Barriers to Addiction Care: Why Physicians Hesitate

Barriers to Addiction Care- Why Physicians Hesitate
Hands holding each other for support

The ongoing overdose epidemic in the United States, which saw 107,941 overdose deaths in 2022, continues to devastate countless lives. Despite extensive efforts to train and support physicians in implementing evidence-based practices (EBPs) for substance use disorder (SUD) interventions, the adoption of these practices remains low. A recent systematic review aimed to uncover the reasons behind physicians’ reluctance to address addiction in their clinical practices.

Study Objective and Design

The objective of the systematic review was to describe physician-reported reasons for reluctance to address substance use and addiction. The study analysed data from 283 articles sourced through a comprehensive literature search of PubMed, Embase, Scopus, medRxiv, and SSRN Medical Research Network, covering publications from January 1, 1960, to October 5, 2021.

Data Sources and Study Selection

Publications included in the review had to meet specific criteria:

  • Involve physicians.
  • Discuss substance use interventions.
  • Present data on reasons for reluctance to intervene in addiction.

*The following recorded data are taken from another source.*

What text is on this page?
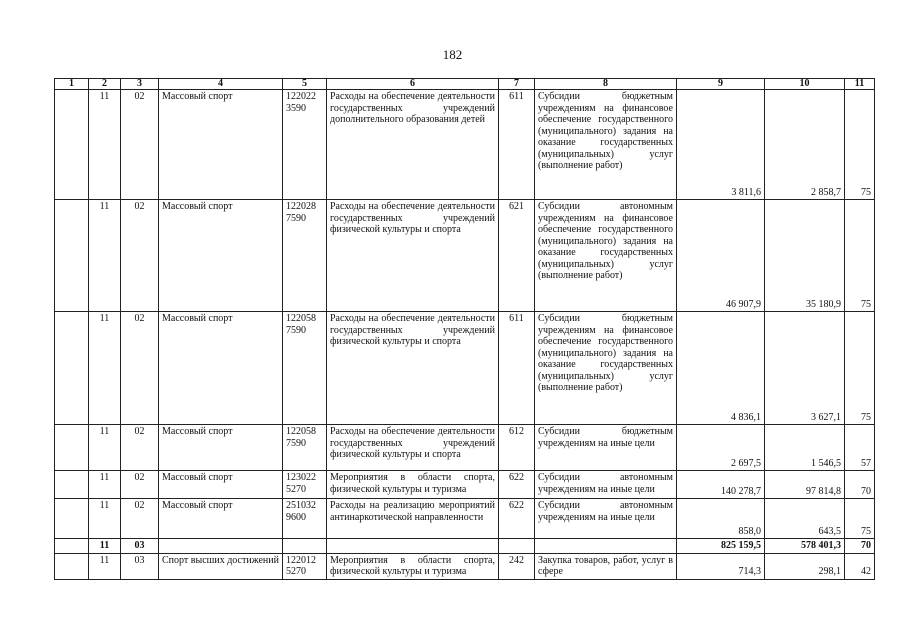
182
1	2	3	4	5	6	7	8	9	10	11
	11	02	Массовый спорт	122022 3590	Расходы на обеспечение деятельности государственных учреждений дополнительного образования детей	611	Субсидии бюджетным учреждениям на финансовое обеспечение государственного (муниципального) задания на оказание государственных (муниципальных) услуг (выполнение работ)	3 811,6	2 858,7	75
	11	02	Массовый спорт	122028 7590	Расходы на обеспечение деятельности государственных учреждений физической культуры и спорта	621	Субсидии автономным учреждениям на финансовое обеспечение государственного (муниципального) задания на оказание государственных (муниципальных) услуг (выполнение работ)	46 907,9	35 180,9	75
	11	02	Массовый спорт	122058 7590	Расходы на обеспечение деятельности государственных учреждений физической культуры и спорта	611	Субсидии бюджетным учреждениям на финансовое обеспечение государственного (муниципального) задания на оказание государственных (муниципальных) услуг (выполнение работ)	4 836,1	3 627,1	75
	11	02	Массовый спорт	122058 7590	Расходы на обеспечение деятельности государственных учреждений физической культуры и спорта	612	Субсидии бюджетным учреждениям на иные цели	2 697,5	1 546,5	57
	11	02	Массовый спорт	123022 5270	Мероприятия в области спорта, физической культуры и туризма	622	Субсидии автономным учреждениям на иные цели	140 278,7	97 814,8	70
	11	02	Массовый спорт	251032 9600	Расходы на реализацию мероприятий антинаркотической направленности	622	Субсидии автономным учреждениям на иные цели	858,0	643,5	75
	11	03						825 159,5	578 401,3	70
	11	03	Спорт высших достижений	122012 5270	Мероприятия в области спорта, физической культуры и туризма	242	Закупка товаров, работ, услуг в сфере	714,3	298,1	42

A total of 9308 studies were initially returned, but only 183 reporting data from 66,732 physicians were included in the final analysis. The systematic review followed the Preferred Reporting Items for Systematic Reviews and Meta-analyses (PRISMA) guidelines and used the theoretical domains framework to systematically extract reasons for reluctance.

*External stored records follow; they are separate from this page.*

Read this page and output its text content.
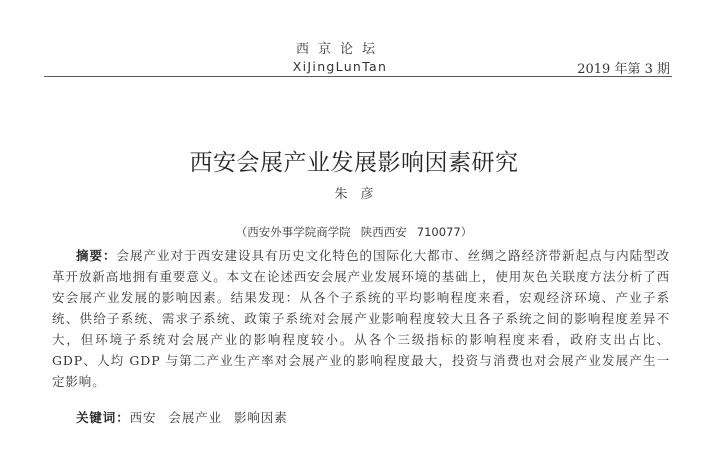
西京论坛
XiJingLunTan	2019 年第 3 期
西安会展产业发展影响因素研究
朱彦
（西安外事学院商学院 陕西西安 710077）

摘要：会展产业对于西安建设具有历史文化特色的国际化大都市、丝绸之路经济带新起点与内陆型改革开放新高地拥有重要意义。本文在论述西安会展产业发展环境的基础上，使用灰色关联度方法分析了西安会展产业发展的影响因素。结果发现：从各个子系统的平均影响程度来看，宏观经济环境、产业子系统、供给子系统、需求子系统、政策子系统对会展产业影响程度较大且各子系统之间的影响程度差异不大，但环境子系统对会展产业的影响程度较小。从各个三级指标的影响程度来看，政府支出占比、GDP、人均 GDP 与第二产业生产率对会展产业的影响程度最大，投资与消费也对会展产业发展产生一定影响。

关键词：西安 会展产业 影响因素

Main Outcomes and Measures

The primary outcome measured was the reasons for physician reluctance to address SUD. The study also examined the relationship between these reasons and practice settings, drug types, and intervention types.

Key Findings

Common Reasons for Reluctance

  1. Institutional Environment:
    • Lack of institutional support was cited as the most common reason for reluctance, appearing in 81.2% of articles (173 out of 213).
  2. Lack of Skill:
    • 73.9% of articles (170 out of 230) indicated that physicians felt they lacked the necessary skills to address addiction.
  3. Cognitive Capacity:
    • Cognitive capacity issues were noted in 73.5% of articles (136 out of 185).
  4. Lack of Knowledge:
    • 71.9% of articles (174 out of 242) reported that physicians lacked adequate knowledge about SUD interventions.

Other Reluctance Factors

  • Reimbursement Concerns: Reimbursement issues were also highlighted as a barrier for physicians addressing addiction.

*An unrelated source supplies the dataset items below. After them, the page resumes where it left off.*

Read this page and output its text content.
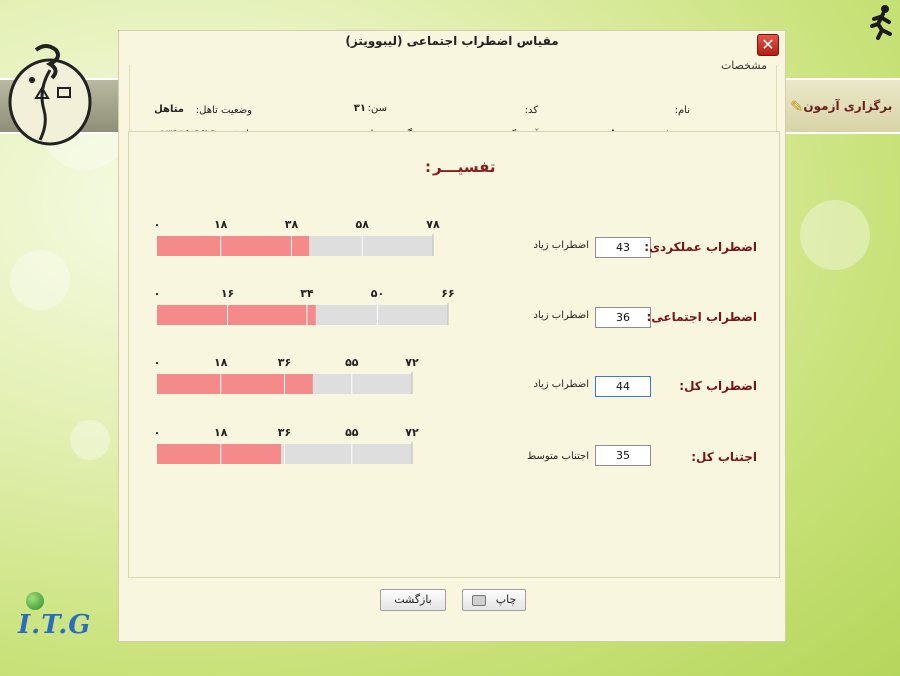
برگزاری آزمون
✎
I.T.G
مقیاس اضطراب اجتماعی (لیبوویتز)	✕
مشخصات
نام:
کد:
سن:
۳۱
وضعیت تاهل:
متاهل
تفسیـــر:
۰	۱۸	۳۸	۵۸	۷۸
اضطراب زیاد	43	اضطراب عملکردی:
۰	۱۶	۳۴	۵۰	۶۶
اضطراب زیاد	36	اضطراب اجتماعی:
۰	۱۸	۳۶	۵۵	۷۲
اضطراب زیاد	44	اضطراب کل:
۰	۱۸	۳۶	۵۵	۷۲
اجتناب متوسط	35	اجتناب کل:
بازگشت	چاپ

Associations with Specialty and Intervention Type

Bivariate analyses revealed associations between the reasons for reluctance and certain variables:

  • Physician Specialty: Different specialties reported varying levels of reluctance based on their unique challenges and constraints.
  • Intervention Type: The type of intervention, whether it be screening, treatment, harm reduction, or recovery support, influenced the reasons for reluctance.
  • Drug Type: Alcohol, nicotine, and opioids were the most often studied substances, and the type of substance impacted physicians’ willingness to intervene.

This systematic review underscores the need for creating supportive institutional environments, improving access to education and training, and addressing reimbursement concerns to facilitate the delivery of evidence-based addiction care by physicians.